If you check your competitors' rates once a week, you're probably missing most of the action.
We pulled every price change our scanners picked up over the last few months across Booking.com and Airbnb listings. 2,754 price moves in total. The shape of that data surprised even us.
Most rate changes happen way earlier than you'd think
Here's the split, bucketed by how many days out from the check-in date each price change happened.
| Lead time | Share of price changes |
|---|---|
| 0 to 7 days | 7% |
| 8 to 30 days | 18% |
| 31 to 90 days | 40% |
| 91+ days | 35% |
Three quarters of all price moves happen more than a month before the guest actually arrives. Roughly one in three happen more than three months out.
The "last-minute rate war" story you hear at industry events? Mostly a story. Only 7% of the changes we logged happened in the final week before check-in.
Why this matters if you run a small property
A lot of hosts open their Booking extranet once a week, glance at the calendar, and nudge a few nights that look off. That habit made sense ten years ago when pricing moved slowly. It doesn't hold up against what the data shows now.
If you're only checking weekly, you're catching maybe a fifth of what your competitors are doing, and almost none of the bigger strategic moves that land 60 to 90 days out.
Those far-out moves are the interesting ones. When a competitor drops their August rates in April, they're not reacting to anything. They're placing a bet about the summer. Miss that signal and you're pricing against a market that has already shifted without you.
The freshness problem
Every rate you see on Booking.com or Airbnb has a freshness date attached to it, even if the platform doesn't show it to you. Check your competitor's July rate on Monday and it might already be a week old. By Friday, your "data" is basically a guess.
Small hosts rarely have time for a daily manual check. That's fine. You don't need to watch every listing every hour. You do need your rate data to be roughly as fresh as your competitors' pricing moves.
A cadence that matches what the data is doing
Based on the numbers above, here's a simple rhythm that covers most of the action without eating your whole morning.
For the next 30 days of your calendar, check rates at least daily. Very few changes happen inside this window, but the ones that do tend to be sharp reactions to occupancy shifts, and they matter for your same-week bookings.
For the 30 to 90 day window, where 40% of all moves live, a scan every one to three days keeps you current. This is where most of the real competitive movement happens.

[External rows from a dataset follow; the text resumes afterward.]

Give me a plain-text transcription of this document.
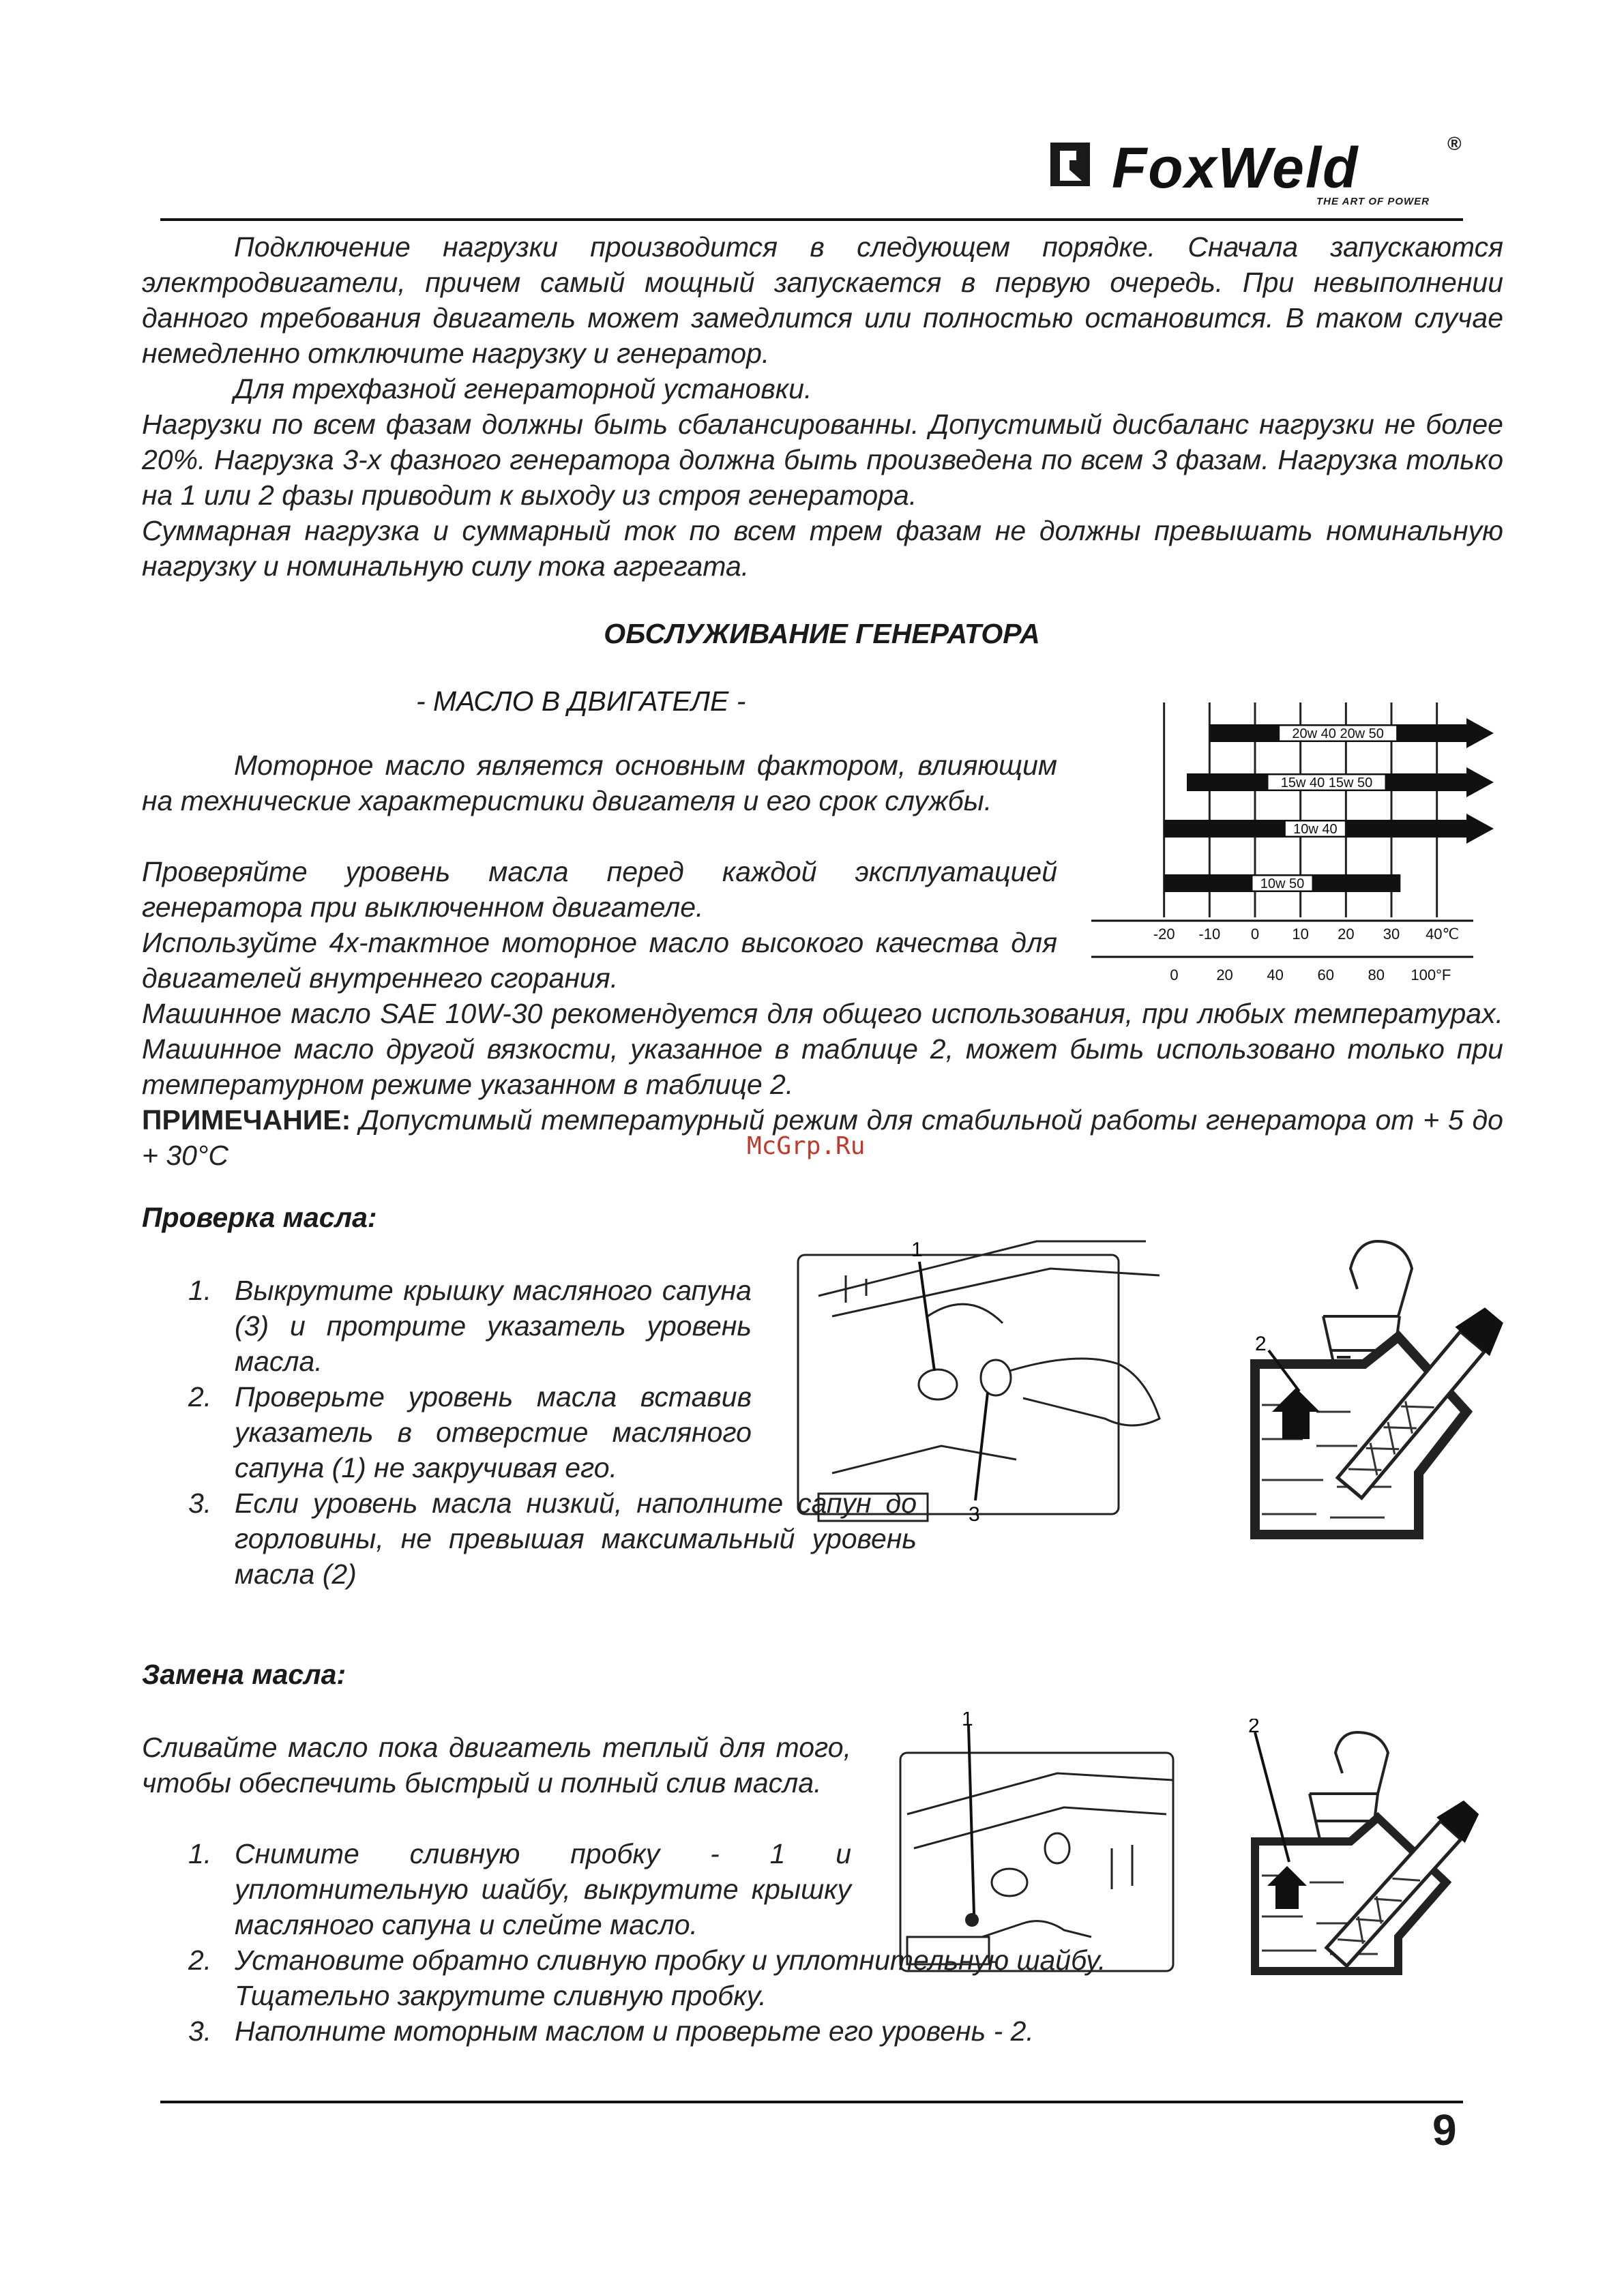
FoxWeld	®
THE ART OF POWER
Подключение нагрузки производится в следующем порядке. Сначала запускаются электродвигатели, причем самый мощный запускается в первую очередь. При невыполнении данного требования двигатель может замедлится или полностью остановится. В таком случае немедленно отключите нагрузку и генератор.
Для трехфазной генераторной установки.
Нагрузки по всем фазам должны быть сбалансированны. Допустимый дисбаланс нагрузки не более 20%. Нагрузка 3-х фазного генератора должна быть произведена по всем 3 фазам. Нагрузка только на 1 или 2 фазы приводит к выходу из строя генератора.
Суммарная нагрузка и суммарный ток по всем трем фазам не должны превышать номинальную нагрузку и номинальную силу тока агрегата.
ОБСЛУЖИВАНИЕ ГЕНЕРАТОРА
- МАСЛО В ДВИГАТЕЛЕ -
Моторное масло является основным фактором, влияющим на технические характеристики двигателя и его срок службы.
Проверяйте уровень масла перед каждой эксплуатацией генератора при выключенном двигателе.
Используйте 4х-тактное моторное масло высокого качества для двигателей внутреннего сгорания.
Машинное масло SAE 10W-30 рекомендуется для общего использования, при любых температурах. Машинное масло другой вязкости, указанное в таблице 2, может быть использовано только при температурном режиме указанном в таблице 2.
ПРИМЕЧАНИЕ: Допустимый температурный режим для стабильной работы генератора от + 5 до + 30°С	McGrp.Ru
20w 40 20w 50
15w 40 15w 50
10w 40
10w 50
-20 -10 0 10 20 30 40℃
0	20 40 60 80 100°F
Проверка масла:
1. Выкрутите крышку масляного сапуна (3) и протрите указатель уровень масла.
2. Проверьте уровень масла вставив указатель в отверстие масляного сапуна (1) не закручивая его.
3. Если уровень масла низкий, наполните сапун до горловины, не превышая максимальный уровень масла (2)
1
3
2
Замена масла:
Сливайте масло пока двигатель теплый для того, чтобы обеспечить быстрый и полный слив масла.
1. Снимите сливную пробку - 1 и уплотнительную шайбу, выкрутите крышку масляного сапуна и слейте масло.
2. Установите обратно сливную пробку и уплотнительную шайбу. Тщательно закрутите сливную пробку.
3. Наполните моторным маслом и проверьте его уровень - 2.
1	2
9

For check-in dates 90+ days out, a weekly scan is enough. The moves are less frequent and usually signal a longer-term bet rather than an immediate threat. You want to see them, but you don't need to catch them within hours.
One more thing about the timing
When we looked at which check-in dates saw the most volatility in our sample, the answer wasn't random weekends or quiet weekdays. It was the week around Orthodox Easter and the first weekend of May. Holiday periods and long weekends don't just draw more demand. They draw more repricing activity from everyone else, too.
So if you know a high-demand date is coming up for your market, that's the stretch of calendar where checking more often pays off the fastest.
What to take away
Most price changes on Booking.com and Airbnb don't happen at the last minute. They happen weeks or months in advance, as competitors quietly adjust their rates for the season ahead. If your rate monitoring cadence is weekly or slower, the data shows you're watching the wrong part of the calendar.
Daily for the next month, every couple of days for the next quarter, weekly beyond that. That's roughly what the numbers are telling us about how to keep up.